You might not be able to change the C program - it might be using "int" because the libraries it needs to interface to uses "int" in their signature (and handles it appropriately) on the platforms you care about.

phaemon · on July 24, 2013

Ah, I think I see....you mean I could write non-portable IR code by doing that, although LLVM would never produce code like that? I guess there must always be IR that the frontend will never produce then?

caf · on July 24, 2013

No, the implication is that the LLVM IR that the frontend produces changes depending on the ultimate target that the LLVM IR will be compiled to. In other words, the frontends aren't backend-agnostic.

phaemon · on July 24, 2013

Oh, right! That makes more sense. So you have to specify the backend when you start the process? I didn't know LLVM did that.

azakai · on July 25, 2013

Yes, the frontend very much knows what target you are aiming for. It greatly affects the IR that is generated.

And once you generate that IR, you can't just built it to an arbitrary target, it must be the one it was generated for.

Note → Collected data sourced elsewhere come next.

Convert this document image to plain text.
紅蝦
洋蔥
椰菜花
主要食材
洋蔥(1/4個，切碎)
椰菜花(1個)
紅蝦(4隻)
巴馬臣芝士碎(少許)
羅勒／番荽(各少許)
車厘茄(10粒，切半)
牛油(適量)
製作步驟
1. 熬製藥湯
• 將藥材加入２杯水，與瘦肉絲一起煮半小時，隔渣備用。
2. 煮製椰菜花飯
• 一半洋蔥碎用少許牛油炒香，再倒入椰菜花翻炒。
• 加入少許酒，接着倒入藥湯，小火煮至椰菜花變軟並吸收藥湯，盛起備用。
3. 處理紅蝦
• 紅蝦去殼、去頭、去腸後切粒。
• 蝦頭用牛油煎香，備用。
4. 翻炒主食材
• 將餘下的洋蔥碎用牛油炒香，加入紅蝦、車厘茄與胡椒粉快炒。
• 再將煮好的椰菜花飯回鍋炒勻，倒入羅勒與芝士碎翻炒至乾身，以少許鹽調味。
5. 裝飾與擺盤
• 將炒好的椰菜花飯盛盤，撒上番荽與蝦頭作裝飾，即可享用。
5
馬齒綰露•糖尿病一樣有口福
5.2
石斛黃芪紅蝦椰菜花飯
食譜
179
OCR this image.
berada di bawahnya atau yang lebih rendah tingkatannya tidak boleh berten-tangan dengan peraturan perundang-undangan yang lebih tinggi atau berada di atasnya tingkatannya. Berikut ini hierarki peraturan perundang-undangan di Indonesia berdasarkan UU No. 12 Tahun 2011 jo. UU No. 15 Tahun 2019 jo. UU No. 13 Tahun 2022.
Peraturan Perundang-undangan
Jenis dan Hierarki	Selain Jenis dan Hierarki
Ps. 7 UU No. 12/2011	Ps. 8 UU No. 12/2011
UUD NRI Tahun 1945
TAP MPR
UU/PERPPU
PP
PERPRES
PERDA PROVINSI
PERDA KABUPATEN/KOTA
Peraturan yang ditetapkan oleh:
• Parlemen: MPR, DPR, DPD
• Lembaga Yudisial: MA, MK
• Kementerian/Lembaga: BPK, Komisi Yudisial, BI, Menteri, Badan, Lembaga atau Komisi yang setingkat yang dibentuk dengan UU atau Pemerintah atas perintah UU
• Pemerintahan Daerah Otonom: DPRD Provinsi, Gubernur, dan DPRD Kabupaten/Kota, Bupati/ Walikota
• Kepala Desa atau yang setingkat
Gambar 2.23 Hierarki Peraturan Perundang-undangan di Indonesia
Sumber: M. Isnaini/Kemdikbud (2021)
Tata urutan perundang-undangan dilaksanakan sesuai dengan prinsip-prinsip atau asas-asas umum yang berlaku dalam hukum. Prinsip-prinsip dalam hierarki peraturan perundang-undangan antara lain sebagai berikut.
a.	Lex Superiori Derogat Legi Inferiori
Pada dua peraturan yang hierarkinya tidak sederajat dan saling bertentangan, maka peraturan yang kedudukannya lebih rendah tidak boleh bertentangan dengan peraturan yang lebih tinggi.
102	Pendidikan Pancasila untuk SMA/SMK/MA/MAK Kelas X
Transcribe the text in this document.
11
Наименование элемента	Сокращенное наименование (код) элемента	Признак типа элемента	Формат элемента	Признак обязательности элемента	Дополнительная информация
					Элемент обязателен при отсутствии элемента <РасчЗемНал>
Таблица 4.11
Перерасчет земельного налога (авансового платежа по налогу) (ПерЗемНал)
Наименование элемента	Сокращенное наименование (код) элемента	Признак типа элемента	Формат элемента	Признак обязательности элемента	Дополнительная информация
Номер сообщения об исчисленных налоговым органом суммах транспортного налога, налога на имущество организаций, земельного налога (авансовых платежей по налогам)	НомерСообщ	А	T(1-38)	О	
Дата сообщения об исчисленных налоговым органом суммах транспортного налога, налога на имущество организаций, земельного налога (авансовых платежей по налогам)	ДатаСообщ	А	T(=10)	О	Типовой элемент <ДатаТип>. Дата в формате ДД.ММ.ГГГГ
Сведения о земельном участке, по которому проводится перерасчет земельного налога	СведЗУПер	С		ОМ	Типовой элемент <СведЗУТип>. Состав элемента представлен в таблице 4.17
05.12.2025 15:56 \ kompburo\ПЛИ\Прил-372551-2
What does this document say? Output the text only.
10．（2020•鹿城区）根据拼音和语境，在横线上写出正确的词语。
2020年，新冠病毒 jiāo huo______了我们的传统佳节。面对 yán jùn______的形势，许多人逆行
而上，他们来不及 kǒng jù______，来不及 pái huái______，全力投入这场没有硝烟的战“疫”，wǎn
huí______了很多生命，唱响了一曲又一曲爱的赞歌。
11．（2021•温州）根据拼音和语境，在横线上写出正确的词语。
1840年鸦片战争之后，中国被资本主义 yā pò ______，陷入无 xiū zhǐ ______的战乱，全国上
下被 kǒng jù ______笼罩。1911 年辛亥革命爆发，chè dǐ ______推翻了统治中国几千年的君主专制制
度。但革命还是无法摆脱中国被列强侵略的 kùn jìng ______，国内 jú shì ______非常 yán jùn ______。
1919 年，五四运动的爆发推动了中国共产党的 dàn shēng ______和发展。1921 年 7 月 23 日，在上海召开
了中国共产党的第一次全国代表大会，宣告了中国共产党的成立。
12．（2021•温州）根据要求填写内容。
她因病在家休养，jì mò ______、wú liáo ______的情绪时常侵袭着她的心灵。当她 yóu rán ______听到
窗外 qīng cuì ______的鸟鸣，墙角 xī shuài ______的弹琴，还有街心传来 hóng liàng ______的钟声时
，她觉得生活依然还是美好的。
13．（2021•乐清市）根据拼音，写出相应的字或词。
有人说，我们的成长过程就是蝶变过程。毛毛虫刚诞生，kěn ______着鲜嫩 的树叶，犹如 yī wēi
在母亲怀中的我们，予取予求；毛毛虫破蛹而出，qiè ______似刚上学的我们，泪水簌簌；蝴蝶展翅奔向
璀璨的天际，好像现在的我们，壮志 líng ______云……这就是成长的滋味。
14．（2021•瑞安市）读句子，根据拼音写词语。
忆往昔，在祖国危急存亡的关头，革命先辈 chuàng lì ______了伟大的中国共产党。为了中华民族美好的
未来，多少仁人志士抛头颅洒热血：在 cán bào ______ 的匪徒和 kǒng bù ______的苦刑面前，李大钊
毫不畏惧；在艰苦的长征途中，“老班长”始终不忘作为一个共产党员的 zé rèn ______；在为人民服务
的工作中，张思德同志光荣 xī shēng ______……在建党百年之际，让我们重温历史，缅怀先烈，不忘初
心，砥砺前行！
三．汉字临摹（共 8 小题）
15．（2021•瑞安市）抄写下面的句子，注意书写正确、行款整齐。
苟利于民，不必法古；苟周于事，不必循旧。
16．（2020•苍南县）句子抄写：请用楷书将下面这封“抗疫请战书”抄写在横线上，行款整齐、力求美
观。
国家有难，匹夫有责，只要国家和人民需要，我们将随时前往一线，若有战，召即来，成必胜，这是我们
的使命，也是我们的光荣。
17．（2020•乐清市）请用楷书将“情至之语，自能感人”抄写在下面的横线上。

KenoFischer · on July 24, 2013

No, every LLVM frontend (e.g. Clang) has to do so all the time for things to work.

phaemon · on July 24, 2013

That makes no sense at all. You've just said that every LLVM frontend has to produce code that every LLVM frontend won't produce! If you mean something different, then could you please be clearer, as I really don't understand what you're talking about.

[EDIT: caf's post made it clearer. I know what you meant now]

bodyfour · on July 25, 2013

     int a() { return sizeof(void *); }

Obviously a trivial example, but it's illustrative: the front-end compiler knows a bunch of things about your target and bakes that information into the IL. If you took IL generated by the compiler with "-arch i386" and then compiled the IL using "-arch x86_64" it's quite possible to get a non-working executable.

It's possible to carefully write IL that will work on multiple platforms as done in this blog post, but I'm not sure how useful that really is. You're still giving up the exact control that assembly gives you, so I don't know how much better you'd get than clang-produced IR. In other words, if you want "portable assembly language" use C.

Still, its an interesting blog post. It's good to show people how the compiler works behind the curtain.